For me, a New Year heralds Try January. I’m full of good intentions and sometimes I succeed, sometimes I don’t.
Last Saturday afternoon, as usual, I had food on my mind.
The little devil of No Willpower was saying “takeaway, takeaway!” The good fairy of Try January was tapping me saying “don’t give in, don’t give in!” I gave in.
As surely, I told the good fairy, I can still do some justice to Try January?
The answer was yes; thanks to The Indian Place, which sits at the top of Chapel Street in Chorley.
This is a new vegetarian and vegan restaurant (a no-meat Saturday in my Try January) and I’d discovered them via social media. The business began on Chorley’s Farmers’ Market, but the restaurant has only been open a few weeks.

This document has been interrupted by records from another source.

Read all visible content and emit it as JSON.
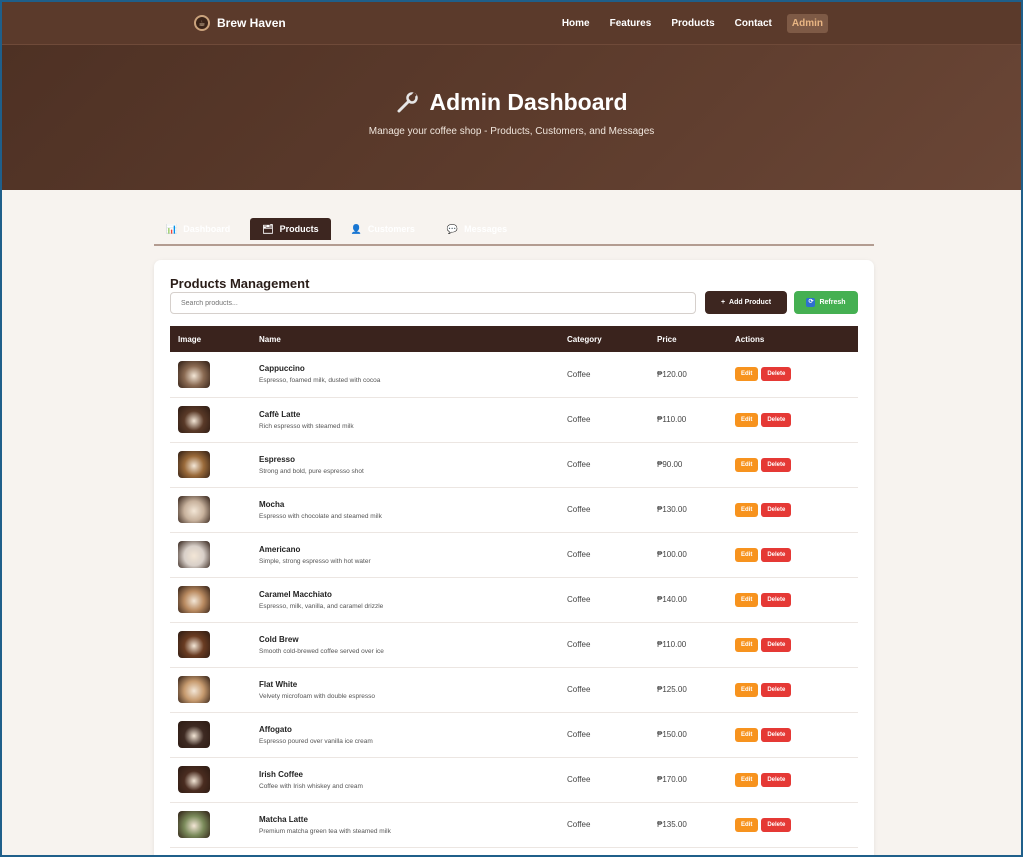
{
  "nav": {
    "brand": "Brew Haven",
    "links": [
      "Home",
      "Features",
      "Products",
      "Contact",
      "Admin"
    ],
    "active": "Admin"
  },
  "hero": {
    "title": "Admin Dashboard",
    "subtitle": "Manage your coffee shop - Products, Customers, and Messages"
  },
  "tabs": [
    {
      "label": "Dashboard",
      "icon": "chart-icon"
    },
    {
      "label": "Products",
      "icon": "products-icon"
    },
    {
      "label": "Customers",
      "icon": "customers-icon"
    },
    {
      "label": "Messages",
      "icon": "messages-icon"
    }
  ],
  "products": {
    "title": "Products Management",
    "search_placeholder": "Search products...",
    "add_label": "Add Product",
    "refresh_label": "Refresh",
    "columns": [
      "Image",
      "Name",
      "Category",
      "Price",
      "Actions"
    ],
    "edit_label": "Edit",
    "delete_label": "Delete",
    "rows": [
      {
        "name": "Cappuccino",
        "desc": "Espresso, foamed milk, dusted with cocoa",
        "category": "Coffee",
        "price": "₱120.00",
        "color": "#8a6a52"
      },
      {
        "name": "Caffè Latte",
        "desc": "Rich espresso with steamed milk",
        "category": "Coffee",
        "price": "₱110.00",
        "color": "#5a3a28"
      },
      {
        "name": "Espresso",
        "desc": "Strong and bold, pure espresso shot",
        "category": "Coffee",
        "price": "₱90.00",
        "color": "#9a6a3a"
      },
      {
        "name": "Mocha",
        "desc": "Espresso with chocolate and steamed milk",
        "category": "Coffee",
        "price": "₱130.00",
        "color": "#c7b19c"
      },
      {
        "name": "Americano",
        "desc": "Simple, strong espresso with hot water",
        "category": "Coffee",
        "price": "₱100.00",
        "color": "#d8cfc8"
      },
      {
        "name": "Caramel Macchiato",
        "desc": "Espresso, milk, vanilla, and caramel drizzle",
        "category": "Coffee",
        "price": "₱140.00",
        "color": "#b98a60"
      },
      {
        "name": "Cold Brew",
        "desc": "Smooth cold-brewed coffee served over ice",
        "category": "Coffee",
        "price": "₱110.00",
        "color": "#6a3c22"
      },
      {
        "name": "Flat White",
        "desc": "Velvety microfoam with double espresso",
        "category": "Coffee",
        "price": "₱125.00",
        "color": "#c69a6e"
      },
      {
        "name": "Affogato",
        "desc": "Espresso poured over vanilla ice cream",
        "category": "Coffee",
        "price": "₱150.00",
        "color": "#3e2a22"
      },
      {
        "name": "Irish Coffee",
        "desc": "Coffee with Irish whiskey and cream",
        "category": "Coffee",
        "price": "₱170.00",
        "color": "#4a2c20"
      },
      {
        "name": "Matcha Latte",
        "desc": "Premium matcha green tea with steamed milk",
        "category": "Coffee",
        "price": "₱135.00",
        "color": "#7a8a5a"
      }
    ]
  }
}
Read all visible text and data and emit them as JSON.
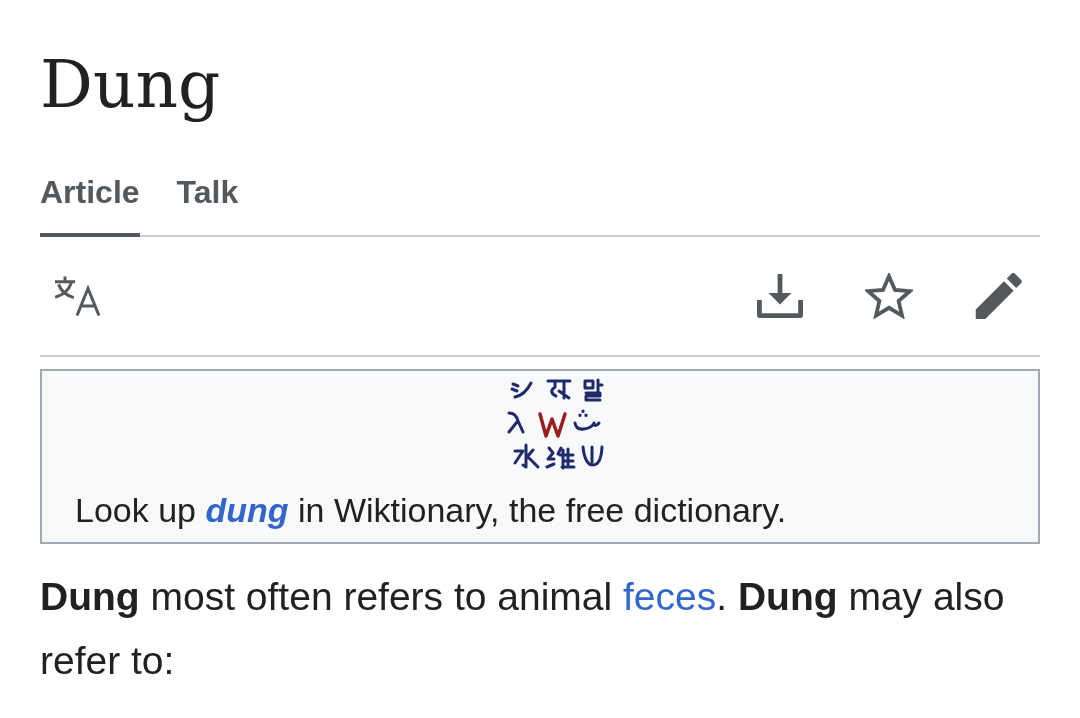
{
  "title": "Dung",
  "tabs": [
    {
      "label": "Article",
      "selected": true
    },
    {
      "label": "Talk",
      "selected": false
    }
  ],
  "wiktionary_box": {
    "text_before": "Look up ",
    "term": "dung",
    "text_after": " in Wiktionary, the free dictionary."
  },
  "intro": [
    {
      "kind": "text",
      "text": "**Dung** most often refers to animal "
    },
    {
      "kind": "link",
      "text": "feces"
    },
    {
      "kind": "text",
      "text": ". **Dung** may also refer to:"
    }
  ]
}
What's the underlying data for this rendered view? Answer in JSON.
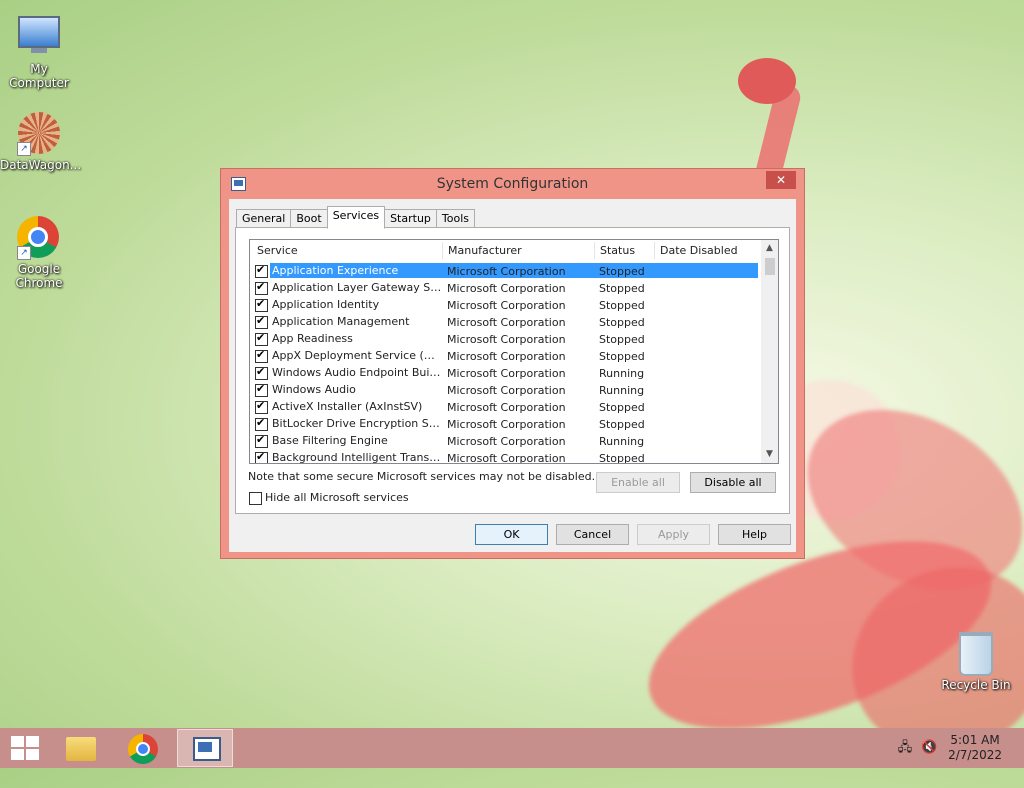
{
  "desktop": {
    "icons": [
      {
        "label": "My Computer"
      },
      {
        "label": "DataWagon..."
      },
      {
        "label": "Google Chrome"
      },
      {
        "label": "Recycle Bin"
      }
    ]
  },
  "window": {
    "title": "System Configuration",
    "close_glyph": "✕",
    "tabs": [
      "General",
      "Boot",
      "Services",
      "Startup",
      "Tools"
    ],
    "active_tab": "Services",
    "columns": [
      "Service",
      "Manufacturer",
      "Status",
      "Date Disabled"
    ],
    "services": [
      {
        "name": "Application Experience",
        "manufacturer": "Microsoft Corporation",
        "status": "Stopped",
        "date_disabled": "",
        "checked": true,
        "selected": true
      },
      {
        "name": "Application Layer Gateway Service",
        "manufacturer": "Microsoft Corporation",
        "status": "Stopped",
        "date_disabled": "",
        "checked": true
      },
      {
        "name": "Application Identity",
        "manufacturer": "Microsoft Corporation",
        "status": "Stopped",
        "date_disabled": "",
        "checked": true
      },
      {
        "name": "Application Management",
        "manufacturer": "Microsoft Corporation",
        "status": "Stopped",
        "date_disabled": "",
        "checked": true
      },
      {
        "name": "App Readiness",
        "manufacturer": "Microsoft Corporation",
        "status": "Stopped",
        "date_disabled": "",
        "checked": true
      },
      {
        "name": "AppX Deployment Service (AppX...",
        "manufacturer": "Microsoft Corporation",
        "status": "Stopped",
        "date_disabled": "",
        "checked": true
      },
      {
        "name": "Windows Audio Endpoint Builder",
        "manufacturer": "Microsoft Corporation",
        "status": "Running",
        "date_disabled": "",
        "checked": true
      },
      {
        "name": "Windows Audio",
        "manufacturer": "Microsoft Corporation",
        "status": "Running",
        "date_disabled": "",
        "checked": true
      },
      {
        "name": "ActiveX Installer (AxInstSV)",
        "manufacturer": "Microsoft Corporation",
        "status": "Stopped",
        "date_disabled": "",
        "checked": true
      },
      {
        "name": "BitLocker Drive Encryption Service",
        "manufacturer": "Microsoft Corporation",
        "status": "Stopped",
        "date_disabled": "",
        "checked": true
      },
      {
        "name": "Base Filtering Engine",
        "manufacturer": "Microsoft Corporation",
        "status": "Running",
        "date_disabled": "",
        "checked": true
      },
      {
        "name": "Background Intelligent Transfer ...",
        "manufacturer": "Microsoft Corporation",
        "status": "Stopped",
        "date_disabled": "",
        "checked": true
      }
    ],
    "scroll_up": "▲",
    "scroll_down": "▼",
    "note": "Note that some secure Microsoft services may not be disabled.",
    "enable_all": "Enable all",
    "disable_all": "Disable all",
    "hide_ms_label": "Hide all Microsoft services",
    "hide_ms_checked": false,
    "buttons": {
      "ok": "OK",
      "cancel": "Cancel",
      "apply": "Apply",
      "help": "Help"
    }
  },
  "taskbar": {
    "apps": [
      "file-explorer",
      "google-chrome",
      "system-configuration"
    ],
    "time": "5:01 AM",
    "date": "2/7/2022",
    "tray_network": "🖧",
    "tray_volume": "🔇"
  },
  "colors": {
    "window_frame": "#f19488",
    "selection": "#3399ff",
    "taskbar": "#c78f8b"
  }
}
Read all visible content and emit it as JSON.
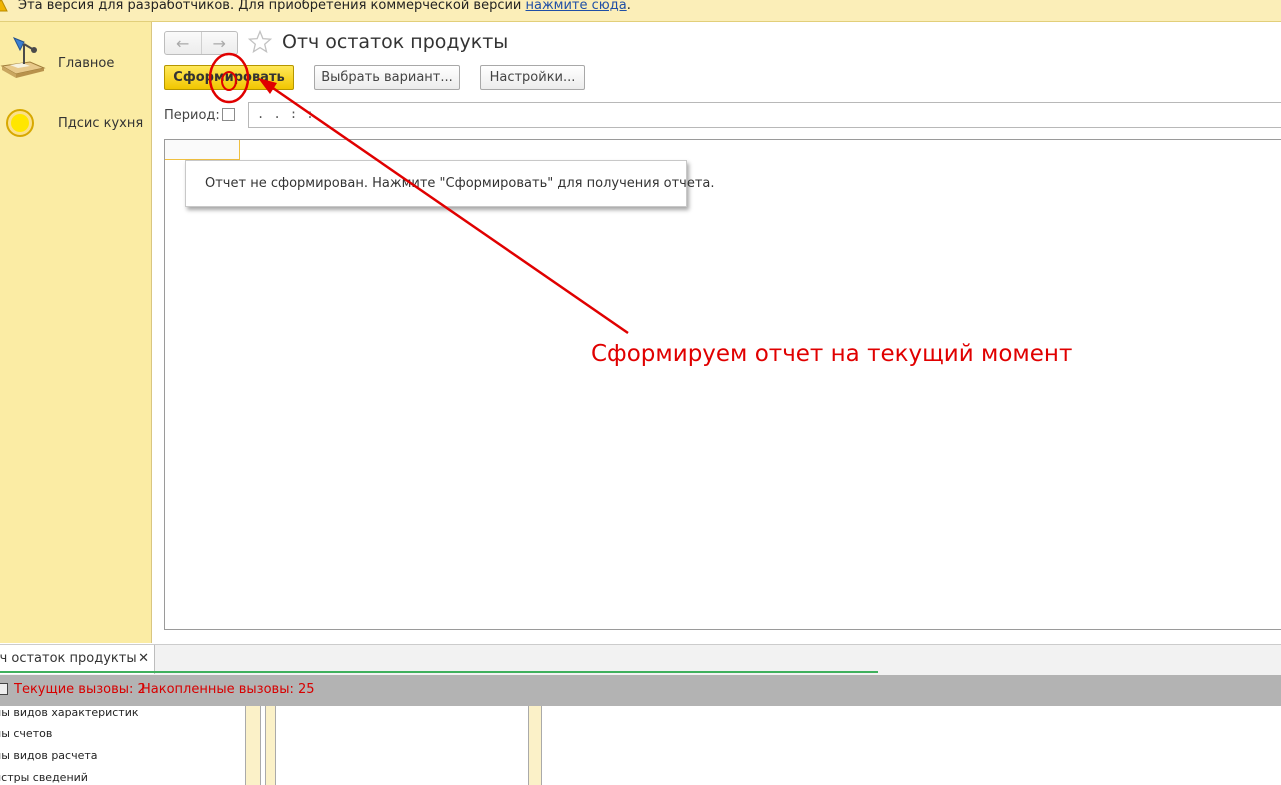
{
  "topbar": {
    "message": "Эта версия для разработчиков. Для приобретения коммерческой версии ",
    "link": "нажмите сюда",
    "suffix": "."
  },
  "sidebar": {
    "items": [
      {
        "label": "Главное",
        "icon": "desk-lamp-icon"
      },
      {
        "label": "Пдсис кухня",
        "icon": "circle-icon"
      }
    ]
  },
  "form": {
    "title": "Отч остаток продукты",
    "back_icon": "arrow-left-icon",
    "forward_icon": "arrow-right-icon",
    "favorite_icon": "star-icon",
    "generate_label": "Сформировать",
    "variant_label": "Выбрать вариант...",
    "settings_label": "Настройки...",
    "period_label": "Период:",
    "period_value": ". .   : :"
  },
  "report": {
    "notice": "Отчет не сформирован. Нажмите \"Сформировать\" для получения отчета."
  },
  "annotation": {
    "text": "Сформируем отчет на текущий момент",
    "color": "#e00000"
  },
  "tabs": [
    {
      "label": "тч остаток продукты",
      "close": "✕"
    }
  ],
  "status": {
    "current_calls": "Текущие вызовы: 2",
    "accumulated_calls": "Накопленные вызовы: 25",
    "color": "#d70000"
  },
  "bottom_list": [
    "ны видов характеристик",
    "ны счетов",
    "ны видов расчета",
    "истры сведений"
  ],
  "colors": {
    "sidebar_bg": "#fbeca4",
    "topbar_bg": "#fbeeb8",
    "primary_button": "#f1c600",
    "status_bg": "#b3b3b3"
  }
}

It’s a lovely cosy place, with little wooden tables dotted with candles, chilled lighting and laid-back decor.
The Indian Place Facebook page is full of temptation, and the menu - approved by the Vegetarian Society - is no exception.
I’m reading the menu now as I write, and I’m keen to go back (the good fairy will be pleased) for some of their street food, or maybe a speciality curry such as Ringna No Oro (£6.50) with flame roasted aubergines, Gujarati spices and garlic.
But back to my takeaway (which is, after all, why we’re here).
Hara-bhara kebab (£2.50) are round pakora-sized deep-fried patties, with spinach, peas and potato.
I nibbled them as soon as I got home with a cheese chilli paratha (£2). The four patties were crispy on the outside and the sweetness of the peas shone through.
I loved the paratha, it was like a guilty secret, the cheese oozing over a thin base. Oh my, it was filling! I could have eaten another though.
I kept my main choice quite simple, and opted for Vegetable Toofani (£5) mainly because I’d not heard of it.
I found a chunky mix of vegetables and baby potatoes. The crisp, crunchy, vegetables were pert, and individual flavours shone through. The onions were a delight. The spicy sauce was interesting as it was a dry heat which tingled in the mid palate, and wasn’t at all overpowering.
Pulao Rice (£3.50) jewelled with peas, carrots and sweetcorn, added a freshening balance, and a very good Butter Naan (£1.20) was one of the best I’ve had in a long time.
I hope more people discover this new Indian delight.